Это продолжалось считанные секунды, не больше одной или двух минут. Силы природы возобладали над силами человеческого гения; возобладали — пока что! Латам поднялся не знаю на какую «высоту» — может быть, метров на двадцать, — пролетел наверняка не более ста или полуторасот метров (что я, метров! Саженей, конечно; какие же тогда были метры!) и вдруг — потеряв летучесть, но не присутствие духа — «планирующим спуском» (я-то ведь все это уже знал!) вернулся на землю. И как вам кажется, что тогда случилось?

Само поле было отделено от трибун и от ворот традиционной в те времена препоной: бело-красно-черным, как на караулках XIX века, как на Марсовом поле, шнуром-канатом, натянутым на такие же полосатенькие короткие столбики, за которыми похаживали взад-вперед в черных шинелях хорошо кормленные усатые городовые.

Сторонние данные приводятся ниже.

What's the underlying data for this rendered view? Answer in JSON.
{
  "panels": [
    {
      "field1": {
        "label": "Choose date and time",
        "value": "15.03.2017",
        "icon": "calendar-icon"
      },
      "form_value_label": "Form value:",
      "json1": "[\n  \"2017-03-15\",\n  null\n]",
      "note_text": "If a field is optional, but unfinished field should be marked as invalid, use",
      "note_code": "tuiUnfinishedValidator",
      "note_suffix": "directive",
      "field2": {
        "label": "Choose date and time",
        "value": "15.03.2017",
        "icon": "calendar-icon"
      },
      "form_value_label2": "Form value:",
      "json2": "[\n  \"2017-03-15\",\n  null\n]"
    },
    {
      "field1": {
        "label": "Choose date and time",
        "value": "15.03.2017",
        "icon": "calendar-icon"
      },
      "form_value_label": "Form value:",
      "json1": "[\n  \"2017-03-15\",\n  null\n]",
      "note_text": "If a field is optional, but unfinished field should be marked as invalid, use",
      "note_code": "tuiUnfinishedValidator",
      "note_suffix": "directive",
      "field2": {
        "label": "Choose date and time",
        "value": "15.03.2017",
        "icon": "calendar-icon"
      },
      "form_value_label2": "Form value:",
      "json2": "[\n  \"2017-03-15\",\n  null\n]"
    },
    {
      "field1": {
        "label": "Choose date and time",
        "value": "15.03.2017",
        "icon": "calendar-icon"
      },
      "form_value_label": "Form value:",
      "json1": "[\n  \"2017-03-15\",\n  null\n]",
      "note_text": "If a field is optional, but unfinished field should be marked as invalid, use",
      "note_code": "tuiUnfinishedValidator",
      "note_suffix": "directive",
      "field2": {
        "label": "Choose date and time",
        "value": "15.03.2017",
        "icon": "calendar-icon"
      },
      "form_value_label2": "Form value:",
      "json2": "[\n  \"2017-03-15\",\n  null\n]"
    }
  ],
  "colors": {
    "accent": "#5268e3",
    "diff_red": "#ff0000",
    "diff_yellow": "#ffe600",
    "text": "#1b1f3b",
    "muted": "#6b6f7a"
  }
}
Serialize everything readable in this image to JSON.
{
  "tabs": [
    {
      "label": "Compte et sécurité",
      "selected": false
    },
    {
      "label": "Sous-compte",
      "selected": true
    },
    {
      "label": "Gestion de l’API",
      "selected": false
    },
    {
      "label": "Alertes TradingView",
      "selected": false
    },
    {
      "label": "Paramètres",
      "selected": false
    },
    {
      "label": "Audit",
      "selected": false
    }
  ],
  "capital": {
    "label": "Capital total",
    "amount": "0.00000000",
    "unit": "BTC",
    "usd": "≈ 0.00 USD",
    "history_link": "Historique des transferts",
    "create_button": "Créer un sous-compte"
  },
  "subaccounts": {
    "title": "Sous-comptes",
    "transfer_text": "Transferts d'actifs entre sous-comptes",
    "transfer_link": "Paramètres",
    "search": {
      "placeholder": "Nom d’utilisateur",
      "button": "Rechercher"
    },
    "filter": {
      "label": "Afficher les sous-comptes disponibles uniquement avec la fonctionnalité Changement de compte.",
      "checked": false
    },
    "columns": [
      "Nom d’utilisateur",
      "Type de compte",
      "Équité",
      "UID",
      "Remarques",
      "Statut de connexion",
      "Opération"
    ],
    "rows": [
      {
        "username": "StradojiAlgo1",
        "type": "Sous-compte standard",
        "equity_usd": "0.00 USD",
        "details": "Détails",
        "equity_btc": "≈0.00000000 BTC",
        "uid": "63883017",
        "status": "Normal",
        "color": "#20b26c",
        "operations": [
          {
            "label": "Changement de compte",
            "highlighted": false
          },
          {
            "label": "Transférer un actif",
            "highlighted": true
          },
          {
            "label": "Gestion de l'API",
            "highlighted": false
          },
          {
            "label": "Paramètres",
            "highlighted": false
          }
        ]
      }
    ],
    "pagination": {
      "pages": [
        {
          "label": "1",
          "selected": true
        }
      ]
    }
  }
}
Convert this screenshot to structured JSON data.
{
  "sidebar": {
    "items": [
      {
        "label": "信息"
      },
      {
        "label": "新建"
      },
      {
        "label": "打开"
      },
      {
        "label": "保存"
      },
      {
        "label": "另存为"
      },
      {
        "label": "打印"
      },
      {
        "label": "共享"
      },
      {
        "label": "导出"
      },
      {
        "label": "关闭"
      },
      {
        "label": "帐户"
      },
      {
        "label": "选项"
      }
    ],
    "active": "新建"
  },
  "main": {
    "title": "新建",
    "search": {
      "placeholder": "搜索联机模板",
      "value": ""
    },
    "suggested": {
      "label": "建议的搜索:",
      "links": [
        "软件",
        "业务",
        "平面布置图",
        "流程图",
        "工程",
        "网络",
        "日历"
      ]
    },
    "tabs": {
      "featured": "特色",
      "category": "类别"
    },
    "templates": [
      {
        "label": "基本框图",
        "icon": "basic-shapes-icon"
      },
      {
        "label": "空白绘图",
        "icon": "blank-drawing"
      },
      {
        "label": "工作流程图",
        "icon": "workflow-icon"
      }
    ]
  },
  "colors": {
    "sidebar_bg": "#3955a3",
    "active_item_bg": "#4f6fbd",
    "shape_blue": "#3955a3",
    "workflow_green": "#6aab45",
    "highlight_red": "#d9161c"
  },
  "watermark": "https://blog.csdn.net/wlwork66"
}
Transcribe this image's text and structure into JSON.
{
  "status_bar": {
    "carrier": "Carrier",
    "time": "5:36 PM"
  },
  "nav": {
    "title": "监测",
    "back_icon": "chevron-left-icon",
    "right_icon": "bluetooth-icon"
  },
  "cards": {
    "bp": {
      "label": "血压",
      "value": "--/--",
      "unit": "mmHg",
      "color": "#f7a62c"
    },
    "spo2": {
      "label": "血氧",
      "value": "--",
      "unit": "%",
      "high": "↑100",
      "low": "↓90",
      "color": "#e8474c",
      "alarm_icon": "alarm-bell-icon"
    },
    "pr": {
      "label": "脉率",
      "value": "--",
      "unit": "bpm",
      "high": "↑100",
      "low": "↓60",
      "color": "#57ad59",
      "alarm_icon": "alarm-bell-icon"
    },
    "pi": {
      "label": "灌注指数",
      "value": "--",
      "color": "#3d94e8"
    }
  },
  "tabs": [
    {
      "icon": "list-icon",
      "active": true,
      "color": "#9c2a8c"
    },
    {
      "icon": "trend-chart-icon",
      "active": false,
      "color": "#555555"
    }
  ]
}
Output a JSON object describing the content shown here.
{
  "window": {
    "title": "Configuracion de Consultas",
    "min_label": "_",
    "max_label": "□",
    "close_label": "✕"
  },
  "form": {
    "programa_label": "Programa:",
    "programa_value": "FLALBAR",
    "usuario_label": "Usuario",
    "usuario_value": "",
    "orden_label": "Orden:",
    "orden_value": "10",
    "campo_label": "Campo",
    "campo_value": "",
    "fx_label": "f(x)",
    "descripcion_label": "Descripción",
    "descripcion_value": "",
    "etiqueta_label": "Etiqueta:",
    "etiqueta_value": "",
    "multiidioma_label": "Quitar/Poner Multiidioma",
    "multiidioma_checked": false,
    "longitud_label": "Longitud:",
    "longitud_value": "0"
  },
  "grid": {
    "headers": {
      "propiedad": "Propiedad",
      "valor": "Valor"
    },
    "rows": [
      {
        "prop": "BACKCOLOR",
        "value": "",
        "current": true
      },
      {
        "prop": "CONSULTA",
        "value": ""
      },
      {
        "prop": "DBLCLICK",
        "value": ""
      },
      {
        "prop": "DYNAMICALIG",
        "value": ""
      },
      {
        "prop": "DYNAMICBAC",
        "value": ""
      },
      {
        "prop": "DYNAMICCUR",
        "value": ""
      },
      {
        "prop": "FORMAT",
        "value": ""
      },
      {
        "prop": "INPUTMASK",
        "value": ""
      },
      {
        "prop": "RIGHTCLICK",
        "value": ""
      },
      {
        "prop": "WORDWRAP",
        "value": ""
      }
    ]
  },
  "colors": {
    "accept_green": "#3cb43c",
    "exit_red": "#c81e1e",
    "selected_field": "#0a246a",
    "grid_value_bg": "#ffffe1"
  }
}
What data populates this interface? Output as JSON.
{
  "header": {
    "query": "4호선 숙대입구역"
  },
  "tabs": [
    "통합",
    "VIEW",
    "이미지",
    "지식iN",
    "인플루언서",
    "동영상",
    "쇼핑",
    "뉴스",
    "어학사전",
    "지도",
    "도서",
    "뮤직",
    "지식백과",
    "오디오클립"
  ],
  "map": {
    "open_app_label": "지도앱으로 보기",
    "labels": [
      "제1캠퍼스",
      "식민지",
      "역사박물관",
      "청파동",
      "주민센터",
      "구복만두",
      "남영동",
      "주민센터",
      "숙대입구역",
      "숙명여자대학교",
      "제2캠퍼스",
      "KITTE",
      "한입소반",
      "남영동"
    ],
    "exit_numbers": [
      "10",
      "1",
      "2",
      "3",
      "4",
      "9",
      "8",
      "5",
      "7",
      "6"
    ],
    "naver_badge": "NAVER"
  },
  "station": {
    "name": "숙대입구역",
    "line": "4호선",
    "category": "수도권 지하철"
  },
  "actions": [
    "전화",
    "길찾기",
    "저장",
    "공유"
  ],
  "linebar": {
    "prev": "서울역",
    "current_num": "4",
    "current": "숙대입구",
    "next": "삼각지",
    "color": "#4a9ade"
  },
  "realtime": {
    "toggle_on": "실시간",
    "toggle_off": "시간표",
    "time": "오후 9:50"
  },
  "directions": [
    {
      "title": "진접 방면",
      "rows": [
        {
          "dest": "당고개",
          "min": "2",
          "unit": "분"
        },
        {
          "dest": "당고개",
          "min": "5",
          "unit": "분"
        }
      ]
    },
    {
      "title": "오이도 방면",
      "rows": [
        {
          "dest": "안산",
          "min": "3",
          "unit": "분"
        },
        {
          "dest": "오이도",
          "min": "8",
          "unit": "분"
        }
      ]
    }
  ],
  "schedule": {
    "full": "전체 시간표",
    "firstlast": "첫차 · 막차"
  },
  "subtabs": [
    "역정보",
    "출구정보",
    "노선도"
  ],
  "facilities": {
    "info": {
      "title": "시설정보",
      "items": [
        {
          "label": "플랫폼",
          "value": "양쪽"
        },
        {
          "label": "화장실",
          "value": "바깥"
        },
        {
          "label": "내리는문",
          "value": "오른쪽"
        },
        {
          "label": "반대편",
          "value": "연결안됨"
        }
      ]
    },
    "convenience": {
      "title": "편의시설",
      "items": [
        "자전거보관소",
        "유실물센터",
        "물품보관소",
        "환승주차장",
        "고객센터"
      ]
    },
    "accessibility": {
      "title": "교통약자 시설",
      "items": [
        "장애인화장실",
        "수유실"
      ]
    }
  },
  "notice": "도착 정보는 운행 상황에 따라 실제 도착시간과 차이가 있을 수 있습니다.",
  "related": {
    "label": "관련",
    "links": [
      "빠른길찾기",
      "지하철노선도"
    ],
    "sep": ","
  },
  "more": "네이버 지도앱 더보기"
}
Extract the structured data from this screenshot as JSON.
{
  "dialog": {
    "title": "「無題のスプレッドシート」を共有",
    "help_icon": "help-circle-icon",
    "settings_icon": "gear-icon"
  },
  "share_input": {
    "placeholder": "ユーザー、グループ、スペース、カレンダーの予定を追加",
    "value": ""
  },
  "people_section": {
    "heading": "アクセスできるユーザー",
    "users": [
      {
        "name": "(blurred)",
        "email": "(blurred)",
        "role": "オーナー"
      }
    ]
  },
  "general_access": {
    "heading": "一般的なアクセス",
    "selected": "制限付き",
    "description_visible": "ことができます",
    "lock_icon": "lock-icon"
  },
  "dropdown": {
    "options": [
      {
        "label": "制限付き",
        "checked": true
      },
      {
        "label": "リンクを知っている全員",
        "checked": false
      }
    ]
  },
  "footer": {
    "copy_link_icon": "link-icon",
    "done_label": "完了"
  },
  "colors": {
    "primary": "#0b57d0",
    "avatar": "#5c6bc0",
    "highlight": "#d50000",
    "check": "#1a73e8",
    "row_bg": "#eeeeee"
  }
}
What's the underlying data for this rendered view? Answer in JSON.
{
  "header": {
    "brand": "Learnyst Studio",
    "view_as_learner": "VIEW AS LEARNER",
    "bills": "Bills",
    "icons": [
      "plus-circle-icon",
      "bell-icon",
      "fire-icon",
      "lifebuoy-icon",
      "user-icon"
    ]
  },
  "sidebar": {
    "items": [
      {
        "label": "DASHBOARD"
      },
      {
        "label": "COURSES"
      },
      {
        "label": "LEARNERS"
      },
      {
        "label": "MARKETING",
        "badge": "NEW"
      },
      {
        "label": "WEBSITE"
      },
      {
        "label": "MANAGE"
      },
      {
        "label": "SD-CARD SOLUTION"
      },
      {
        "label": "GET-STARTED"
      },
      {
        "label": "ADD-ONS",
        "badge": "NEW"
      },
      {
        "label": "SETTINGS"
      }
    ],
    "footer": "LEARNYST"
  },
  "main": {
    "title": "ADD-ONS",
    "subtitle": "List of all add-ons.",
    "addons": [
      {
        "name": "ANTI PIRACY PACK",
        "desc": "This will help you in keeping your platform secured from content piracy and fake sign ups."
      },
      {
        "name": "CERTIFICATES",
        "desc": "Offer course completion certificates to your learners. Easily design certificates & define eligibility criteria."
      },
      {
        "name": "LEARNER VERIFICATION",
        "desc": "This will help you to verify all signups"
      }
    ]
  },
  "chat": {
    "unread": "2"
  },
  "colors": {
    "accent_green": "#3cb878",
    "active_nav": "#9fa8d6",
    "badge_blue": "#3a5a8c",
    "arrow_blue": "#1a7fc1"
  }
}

И вот — в один миг — ничего этого не стало: ни ограждения, ни городовых. Десятки тысяч людей, питерцев, с ревом неистового восторга, смяв всякую охрану, неслись по влажной весенней траве, захватив в свою вопящую, рукоплещущую на бегу массу и солдат стартовой команды, и горстку французов, и русских «членов аэроклуба», и разнаряженных дам, и карманных воришек, чистивших весь день кошельки у публики, и филеров, и разносчиков съестного, — неслись туда, где торопливо, видя это приближение и еще не понимая, к чему оно, то выскакивал наружу, то вновь испуганно вжимался в свою маленькую ванночку-гондолу сам мсье Юбер Латам.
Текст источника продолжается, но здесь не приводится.